Tewasnya Pemuda di Jombang Akibat Dikeroyok Saat Malam Tahun Baru, Gara-gara Postingan di Medsos

Tewasnya Pemuda di Jombang Akibat Dikeroyok Saat Malam Tahun Baru, Gara-gara Postingan di Medsos Petugas saat melakukan pemeriksaan terhadap jenazah korban. foto: AAN AMRULLOH/ BANGSAONLINE

JOMBANG, BANGSAONLINE.com - Pengeroyokan yang dialami Slamet Kuncoro (22), pemuda asal Dusun Besuk Agung, Desa Sumberagung, Kecamatan Peterongan, Kabupaten Jombang, ternyata dipicu postingannya di medsos. 

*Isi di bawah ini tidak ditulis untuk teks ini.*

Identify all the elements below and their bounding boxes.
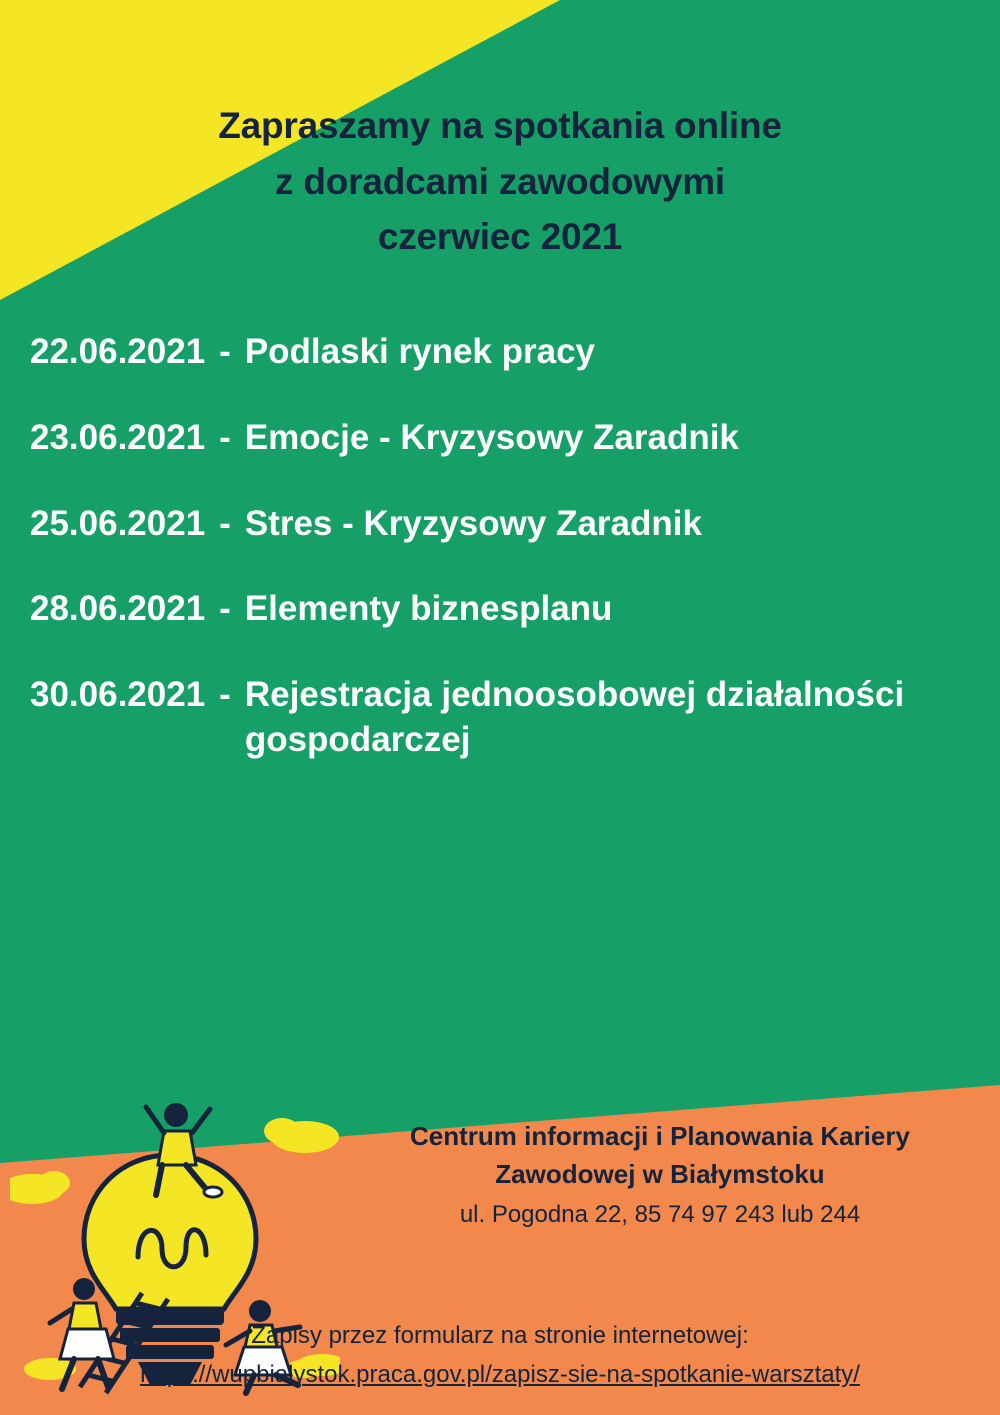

Korban dikeroyok oleh sejumlah pemuda di wilayah Dusun Bulak, Desa Mojokrapak, Kecamatan Tembelang hingga tewas, pada saat malam pergantian tahun kemarin, Jum'at (01/01/21) dini hari.

Kapolsek Tembelang, Iptu Radyati Putri Pradini menjelaskan, pengeroyokan itu bermula dari korban yang mengunggah foto di medsos dengan memakai baju salah satu perguruan silat. Padahal, korban bukan warga perguruan tersebut.

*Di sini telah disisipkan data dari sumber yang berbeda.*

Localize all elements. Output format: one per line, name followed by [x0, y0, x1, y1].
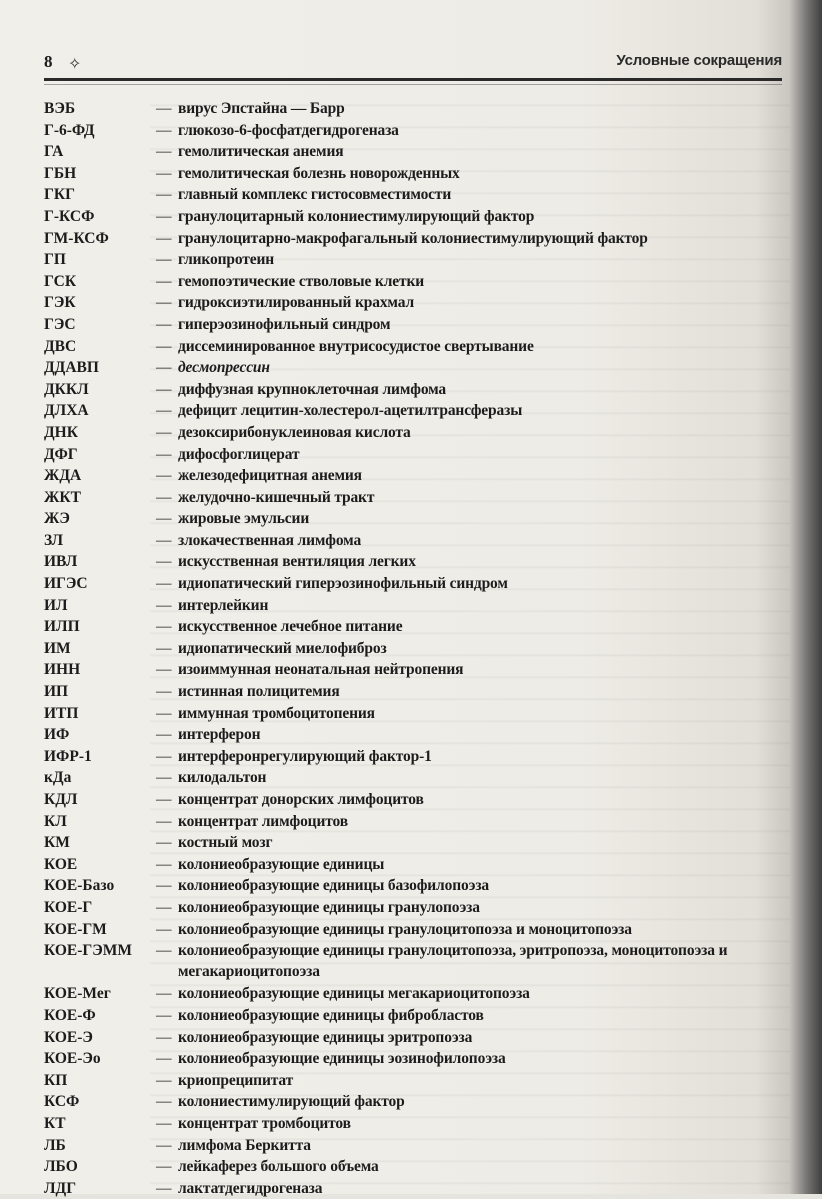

Diduga ada yang tidak terima dengan postingan tersebut, sehingga korban dibawa sejumlah pemuda ke Dusun Bulak, pada Kamis (31/12/20) malam.

"Kemungkinan postingan itu ada yang tidak terima. Terus korban dijemput dibawa ke Tembelang untuk menyelesaikan masalah karena korban memakai baju persilatan dan diunggah ke Facebook," tukas Putri.

Atas peristiwa tersebut, polisi kemudian meringkus tiga pelaku penganiayaan yang menewaskan Slamet Kuncoro, pada Jumat (01/01/21) sekitar pukul 06:00 WIB.

Kepala Unit Pidana Umum Satreskrim Polres Jombang, Ipda Aspio Tri Utomo mengatakan, tersangka utama kasus ini adalah Awaludin Jamil (26), warga Dusun Bulak, Desa Mojokrapak, Kecamatan Tembelang, Kabupaten Jombang.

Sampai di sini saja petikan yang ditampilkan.